Christopher Cooper, Madison Distinguished Professor, Western Carolina University
"Over the past seven decades, scholars of Southern politics have tended to focus their intellectual curiosity and studies on elections in the South. Since that time, Morris, Mayer, Kenter, and Anderson have taken an innovative new approach in which they seek to answer the question of whether policy differences exist between Southern and non-Southern states. This work takes the study of Souther politics away solely from elections and helps to shed light on the regional impacts in the formation of public policy."
Scott E. Buchanan, Professor of Political Science, Georgia College & State University
"John Morris and colleagues have provided an excellent addition to the literature on southern politics, especially in the underdeveloped area of policy making in the South. The book offers an insightful analysis of southern distinctiveness along with how we define the South. The authors provide a compelling model of state policy making by utilizing a common set of explanatory factors (political variables, socioeconomic conditions, and state need) to explore policy development in six very timely and highly relevant policy arenas ranging from the Affordable Care Act to reproductive rights of women to state firearm legislation to fatal police violence to the pandemic response. Policy Making and Southern Distinctiveness is an excellent addition to not only classes on southern politics but also courses on federalism as well as policy development and policy analysis."
James T. LaPlant, Professor of Political Science, Dean of the College of Humanities and Social Sciences, Valdosta State University
"A great deal of ink has been spilt analyzing Southern distinctiveness. We know that the South is different ideologically, racially, culturally, and more monolithic in its voting preferences than the rest of nation. The authors seek to discover if the uniqueness of the South has real policy implications. Their research confirms that despite the ongoing homogenization of the United States, the South retains a unique approach in addressing many pressing public issues. Policy Making and Southern Distinctiveness is a timely and valuable contribution to the study of Southern politics and the role of region in state level policymaking."

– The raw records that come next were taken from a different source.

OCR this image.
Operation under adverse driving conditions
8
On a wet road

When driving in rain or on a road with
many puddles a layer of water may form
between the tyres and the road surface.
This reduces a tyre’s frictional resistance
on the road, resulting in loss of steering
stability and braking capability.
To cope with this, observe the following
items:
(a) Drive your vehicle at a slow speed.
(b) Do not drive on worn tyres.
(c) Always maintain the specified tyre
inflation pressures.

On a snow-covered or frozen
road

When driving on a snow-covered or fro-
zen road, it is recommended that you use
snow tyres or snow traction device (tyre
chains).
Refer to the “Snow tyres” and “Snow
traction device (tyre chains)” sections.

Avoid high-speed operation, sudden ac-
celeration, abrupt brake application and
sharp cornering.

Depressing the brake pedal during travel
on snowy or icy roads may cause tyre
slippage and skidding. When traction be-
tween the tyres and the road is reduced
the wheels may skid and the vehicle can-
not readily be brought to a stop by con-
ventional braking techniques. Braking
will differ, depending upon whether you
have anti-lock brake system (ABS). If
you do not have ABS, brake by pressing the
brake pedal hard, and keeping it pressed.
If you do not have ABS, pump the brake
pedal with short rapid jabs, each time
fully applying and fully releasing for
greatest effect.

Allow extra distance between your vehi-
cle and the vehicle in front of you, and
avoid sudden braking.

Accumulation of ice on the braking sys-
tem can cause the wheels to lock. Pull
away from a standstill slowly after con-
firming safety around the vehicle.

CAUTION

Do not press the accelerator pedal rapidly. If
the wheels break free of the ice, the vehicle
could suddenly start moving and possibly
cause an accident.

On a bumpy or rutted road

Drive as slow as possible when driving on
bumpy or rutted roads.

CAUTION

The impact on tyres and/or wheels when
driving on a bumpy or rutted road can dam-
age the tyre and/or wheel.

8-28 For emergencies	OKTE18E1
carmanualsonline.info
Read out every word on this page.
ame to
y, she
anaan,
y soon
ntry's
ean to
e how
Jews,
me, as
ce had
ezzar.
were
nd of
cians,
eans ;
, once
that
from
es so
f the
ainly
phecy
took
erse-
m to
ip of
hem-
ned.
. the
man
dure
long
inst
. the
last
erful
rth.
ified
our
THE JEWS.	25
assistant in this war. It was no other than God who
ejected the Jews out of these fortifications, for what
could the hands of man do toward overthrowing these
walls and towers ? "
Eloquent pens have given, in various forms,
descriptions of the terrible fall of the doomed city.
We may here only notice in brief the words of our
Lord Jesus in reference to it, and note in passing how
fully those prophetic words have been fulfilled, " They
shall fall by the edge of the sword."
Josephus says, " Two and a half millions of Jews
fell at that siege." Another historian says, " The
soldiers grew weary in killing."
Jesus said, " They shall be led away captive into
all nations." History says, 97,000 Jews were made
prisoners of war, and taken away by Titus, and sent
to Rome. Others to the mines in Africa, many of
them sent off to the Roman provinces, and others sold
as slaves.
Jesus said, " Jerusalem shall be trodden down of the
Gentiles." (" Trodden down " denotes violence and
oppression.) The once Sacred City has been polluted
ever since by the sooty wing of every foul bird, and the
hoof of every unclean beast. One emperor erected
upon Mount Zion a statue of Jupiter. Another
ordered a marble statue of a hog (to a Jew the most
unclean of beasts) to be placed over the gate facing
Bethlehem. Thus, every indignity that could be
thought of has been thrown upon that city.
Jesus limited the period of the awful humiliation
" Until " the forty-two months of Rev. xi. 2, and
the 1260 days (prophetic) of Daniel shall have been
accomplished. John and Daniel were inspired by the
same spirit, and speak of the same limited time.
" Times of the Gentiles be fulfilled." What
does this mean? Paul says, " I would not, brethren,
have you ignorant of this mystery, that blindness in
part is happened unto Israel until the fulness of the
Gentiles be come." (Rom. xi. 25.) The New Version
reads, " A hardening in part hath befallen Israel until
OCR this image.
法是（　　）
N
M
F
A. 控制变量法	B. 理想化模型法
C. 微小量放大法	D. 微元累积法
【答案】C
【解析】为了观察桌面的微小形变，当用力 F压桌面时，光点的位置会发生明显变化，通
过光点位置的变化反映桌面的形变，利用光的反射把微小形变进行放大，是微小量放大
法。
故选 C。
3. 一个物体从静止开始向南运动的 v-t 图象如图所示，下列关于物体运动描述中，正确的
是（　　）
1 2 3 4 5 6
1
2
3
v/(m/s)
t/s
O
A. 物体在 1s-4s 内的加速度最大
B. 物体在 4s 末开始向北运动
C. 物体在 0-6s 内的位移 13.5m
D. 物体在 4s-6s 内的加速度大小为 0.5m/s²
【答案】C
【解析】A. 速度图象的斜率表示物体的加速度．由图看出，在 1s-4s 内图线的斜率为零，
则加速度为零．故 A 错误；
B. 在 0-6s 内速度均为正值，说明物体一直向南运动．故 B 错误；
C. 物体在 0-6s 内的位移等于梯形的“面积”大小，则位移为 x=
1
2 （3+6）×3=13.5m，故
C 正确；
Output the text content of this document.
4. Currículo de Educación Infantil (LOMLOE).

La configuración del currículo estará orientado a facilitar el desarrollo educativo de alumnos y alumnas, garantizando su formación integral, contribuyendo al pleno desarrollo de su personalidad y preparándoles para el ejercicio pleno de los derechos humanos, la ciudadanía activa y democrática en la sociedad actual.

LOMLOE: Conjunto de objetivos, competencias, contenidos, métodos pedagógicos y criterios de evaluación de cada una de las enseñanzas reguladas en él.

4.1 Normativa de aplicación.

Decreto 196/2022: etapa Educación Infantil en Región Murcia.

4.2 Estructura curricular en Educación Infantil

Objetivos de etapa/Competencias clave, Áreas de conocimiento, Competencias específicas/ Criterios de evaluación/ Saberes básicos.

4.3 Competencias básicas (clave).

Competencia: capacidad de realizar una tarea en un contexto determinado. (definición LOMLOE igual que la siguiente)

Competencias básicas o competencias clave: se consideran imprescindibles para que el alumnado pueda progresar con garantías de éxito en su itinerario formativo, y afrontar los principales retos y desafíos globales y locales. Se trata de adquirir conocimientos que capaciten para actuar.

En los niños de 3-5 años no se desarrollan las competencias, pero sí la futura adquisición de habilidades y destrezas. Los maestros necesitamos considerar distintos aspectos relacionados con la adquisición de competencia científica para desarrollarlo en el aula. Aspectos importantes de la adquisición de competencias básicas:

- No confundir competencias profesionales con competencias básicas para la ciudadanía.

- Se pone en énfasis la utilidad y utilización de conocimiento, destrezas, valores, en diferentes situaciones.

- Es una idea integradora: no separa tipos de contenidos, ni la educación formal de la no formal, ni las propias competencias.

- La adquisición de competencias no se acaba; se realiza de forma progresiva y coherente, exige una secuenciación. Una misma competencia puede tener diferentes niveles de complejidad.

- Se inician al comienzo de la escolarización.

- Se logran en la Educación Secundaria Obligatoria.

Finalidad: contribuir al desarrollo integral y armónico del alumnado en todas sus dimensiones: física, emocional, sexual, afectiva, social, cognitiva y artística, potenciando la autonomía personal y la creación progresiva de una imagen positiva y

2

DuBose Kapeluck, Co-Director, The Citadel Symposium on Southern Politics
"In Policy Making and Southern Distinctiveness, Morris, Mayer, Kenter, and Anderson provide a sorely needed examination of whether the contemporary American South remains differentiable in the laws it passes. Through detailed analyses of several of the most salient issues in American Politics (e.g., regulation of firearms, abortion, and the Affordable Care Act) from 2012 to 2018, the southern states take actions that reflect the persistence of its more conservative political culture. This is a must-read for scholars interested in the connection between politics and policy making."